One sentence summary of story: Vanderbilt made his steamboat rides free, up-sold snacks to make up the costs, and this led to his competitors going bankrupt.

I’m a huge fan of this strategy, so sign me up!

I couldn’t help myself so I did a quick brainstorm on what else Virgin could do to make their money back:

1. Partner with Netflix – give the customer the option to either buy the movie for $8 or sign-up for a free trial to Netflix and watch their entire streaming collection. Netflix should pay $30 per sign up and give them a cut of the recurring revenue if the customer stays.

2. Sell another flight right at my seat – Allow me to buy my next flight at my seat and give me a $30 discount if I do it during the flight. A good way to make this up-sell even better is let them know they can cancel anytime and the cost will stay as credit in your VA account.

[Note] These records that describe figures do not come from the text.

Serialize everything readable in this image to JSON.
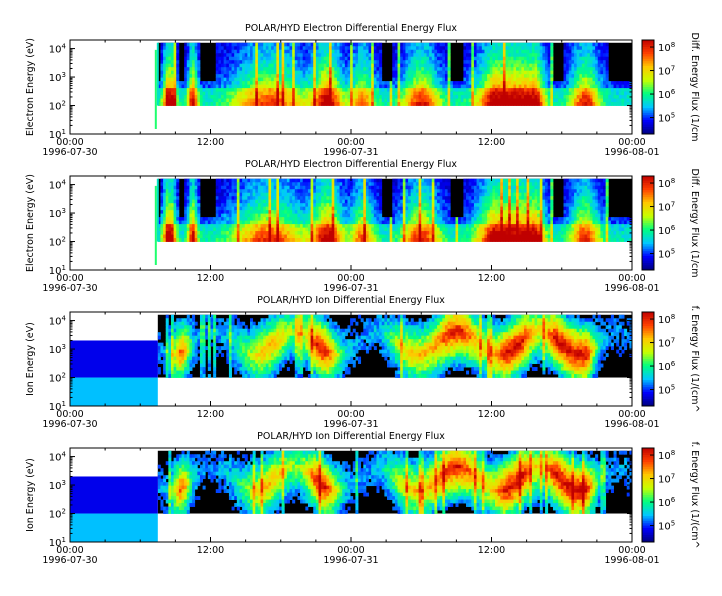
{
  "chart_data": [
    {
      "type": "heatmap",
      "title": "POLAR/HYD  Electron Differential Energy Flux",
      "ylabel": "Electron Energy (eV)",
      "colorbar_label": "Diff. Energy Flux (1/cm",
      "y_scale": "log",
      "ylim": [
        10,
        20000
      ],
      "y_ticks": [
        {
          "value": 10,
          "exp": "1"
        },
        {
          "value": 100,
          "exp": "2"
        },
        {
          "value": 1000,
          "exp": "3"
        },
        {
          "value": 10000,
          "exp": "4"
        }
      ],
      "colorbar_ticks": [
        {
          "value": 100000,
          "exp": "5"
        },
        {
          "value": 1000000,
          "exp": "6"
        },
        {
          "value": 10000000,
          "exp": "7"
        },
        {
          "value": 100000000,
          "exp": "8"
        }
      ],
      "x_ticks": [
        {
          "time": "00:00",
          "date": "1996-07-30"
        },
        {
          "time": "12:00",
          "date": ""
        },
        {
          "time": "00:00",
          "date": "1996-07-31"
        },
        {
          "time": "12:00",
          "date": ""
        },
        {
          "time": "00:00",
          "date": "1996-08-01"
        }
      ],
      "species": "electron",
      "data_start_hour": 7.5,
      "energy_range": [
        100,
        16000
      ]
    },
    {
      "type": "heatmap",
      "title": "POLAR/HYD  Electron Differential Energy Flux",
      "ylabel": "Electron Energy (eV)",
      "colorbar_label": "Diff. Energy Flux (1/cm",
      "y_scale": "log",
      "ylim": [
        10,
        20000
      ],
      "y_ticks": [
        {
          "value": 10,
          "exp": "1"
        },
        {
          "value": 100,
          "exp": "2"
        },
        {
          "value": 1000,
          "exp": "3"
        },
        {
          "value": 10000,
          "exp": "4"
        }
      ],
      "colorbar_ticks": [
        {
          "value": 100000,
          "exp": "5"
        },
        {
          "value": 1000000,
          "exp": "6"
        },
        {
          "value": 10000000,
          "exp": "7"
        },
        {
          "value": 100000000,
          "exp": "8"
        }
      ],
      "x_ticks": [
        {
          "time": "00:00",
          "date": "1996-07-30"
        },
        {
          "time": "12:00",
          "date": ""
        },
        {
          "time": "00:00",
          "date": "1996-07-31"
        },
        {
          "time": "12:00",
          "date": ""
        },
        {
          "time": "00:00",
          "date": "1996-08-01"
        }
      ],
      "species": "electron",
      "data_start_hour": 7.5,
      "energy_range": [
        100,
        16000
      ]
    },
    {
      "type": "heatmap",
      "title": "POLAR/HYD  Ion Differential Energy Flux",
      "ylabel": "Ion Energy (eV)",
      "colorbar_label": "f. Energy Flux (1/(cm^",
      "y_scale": "log",
      "ylim": [
        10,
        20000
      ],
      "y_ticks": [
        {
          "value": 10,
          "exp": "1"
        },
        {
          "value": 100,
          "exp": "2"
        },
        {
          "value": 1000,
          "exp": "3"
        },
        {
          "value": 10000,
          "exp": "4"
        }
      ],
      "colorbar_ticks": [
        {
          "value": 100000,
          "exp": "5"
        },
        {
          "value": 1000000,
          "exp": "6"
        },
        {
          "value": 10000000,
          "exp": "7"
        },
        {
          "value": 100000000,
          "exp": "8"
        }
      ],
      "x_ticks": [
        {
          "time": "00:00",
          "date": "1996-07-30"
        },
        {
          "time": "12:00",
          "date": ""
        },
        {
          "time": "00:00",
          "date": "1996-07-31"
        },
        {
          "time": "12:00",
          "date": ""
        },
        {
          "time": "00:00",
          "date": "1996-08-01"
        }
      ],
      "species": "ion",
      "data_start_hour": 7.5,
      "energy_range": [
        100,
        16000
      ]
    },
    {
      "type": "heatmap",
      "title": "POLAR/HYD  Ion Differential Energy Flux",
      "ylabel": "Ion Energy (eV)",
      "colorbar_label": "f. Energy Flux (1/(cm^",
      "y_scale": "log",
      "ylim": [
        10,
        20000
      ],
      "y_ticks": [
        {
          "value": 10,
          "exp": "1"
        },
        {
          "value": 100,
          "exp": "2"
        },
        {
          "value": 1000,
          "exp": "3"
        },
        {
          "value": 10000,
          "exp": "4"
        }
      ],
      "colorbar_ticks": [
        {
          "value": 100000,
          "exp": "5"
        },
        {
          "value": 1000000,
          "exp": "6"
        },
        {
          "value": 10000000,
          "exp": "7"
        },
        {
          "value": 100000000,
          "exp": "8"
        }
      ],
      "x_ticks": [
        {
          "time": "00:00",
          "date": "1996-07-30"
        },
        {
          "time": "12:00",
          "date": ""
        },
        {
          "time": "00:00",
          "date": "1996-07-31"
        },
        {
          "time": "12:00",
          "date": ""
        },
        {
          "time": "00:00",
          "date": "1996-08-01"
        }
      ],
      "species": "ion",
      "data_start_hour": 7.5,
      "energy_range": [
        100,
        16000
      ]
    }
  ],
  "colors": {
    "background_fill": "#000000",
    "axis": "#000000",
    "colormap": [
      "#00007f",
      "#0000ff",
      "#00c8ff",
      "#00ff80",
      "#c8ff00",
      "#ffc800",
      "#ff4000",
      "#c00000"
    ]
  }
}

What are some other ways VA can make money? Let me know in the comments, I’d love to hear them!

See Through Soap Containers at the Airport

I saw this soap container at the Denver airport and it made me smile.

#1 I always find myself pumping soap from an empty container. With the see through soap container I can know right away if I should be wasting my time or not.

#2 This is super optimized for the janitor staff. No longer do they have to check all the soap containers. It is very obvious which ones need to be refilled.

I really enjoy seeing optimizations that help the customer and reduce support time (in this case the janitor staff time).